One important note (that took me a while to figure out) is that if the update
function maintains some state with each parameters (for instance, the momentum, or learning rate), those states don't necessarily make sense after the PI is updated. To go around it one can either not use an update step that maintains such state (sgd without momentum), or recreate the update functions (and therefore reset their state) every time PI is updated.
It is the responsibility of the model to call update_pi
or a regular basis.
neuralforest.py implements the entire shallow neural decision forest model with one hidden layer. It uses adagrad
as an update function by default, and therefore has to recreate the update function each time it recomputes the PI.
The probabilities are returned from the network in an order that allows to evaluate the ensemble on the GPU. If the tree looks like this:
1
/ \
2 3
/ \ / \
4 5 6 7
then the layer returns probabilities in order: 1 2 3 4 6 5 7
. Note that 4 and 6 (left children of the layer) both go before 5 and 7 (right children on the same layer). Moreover, all the probabilities for a given node in all the trees are grouped together. So, if we have three trees, A
, B
and C
, the probabilities vector will contain probablities A1 B1 C1 A2 B2 C2 A3 B3 C3 A4 B4 C4 A6 B6 C6 A5 B5 C5 A7 B7 C7
. This way we can compute probabilties on each layer for all the trees at once in two multiplications:
accumulated_layer_prob[layer][:mid] = layer_prob[layer][:mid] * accumulated_layer_prob[layer-1]
accumulated_layer_prob[layer][mid:] = layer_prob[layer][mid:] * (1 - accumulated_layer_prob[layer-1])

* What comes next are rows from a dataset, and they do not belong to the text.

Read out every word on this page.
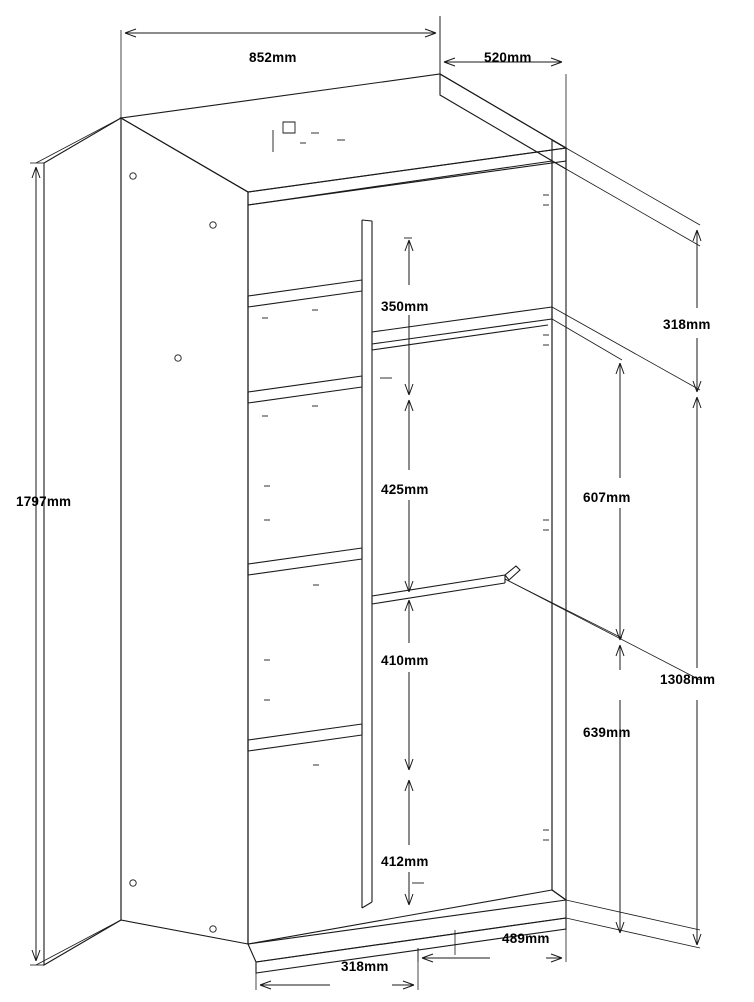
852mm	520mm
1797mm
350mm
425mm
410mm
412mm
318mm
607mm
639mm
1308mm
489mm
318mm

For most of the tasks I tried this model on it performs on par with a shallow neural network, however it always requires different hyper-parameters (size of hidden layer, momentum, dropout) than the neural network. With sgd
the convergence always takes significantly longer than for a shallow NN, but with more sophisticated update functions, such as adagrad
, convergence happens quickly (but still slower than for a NN).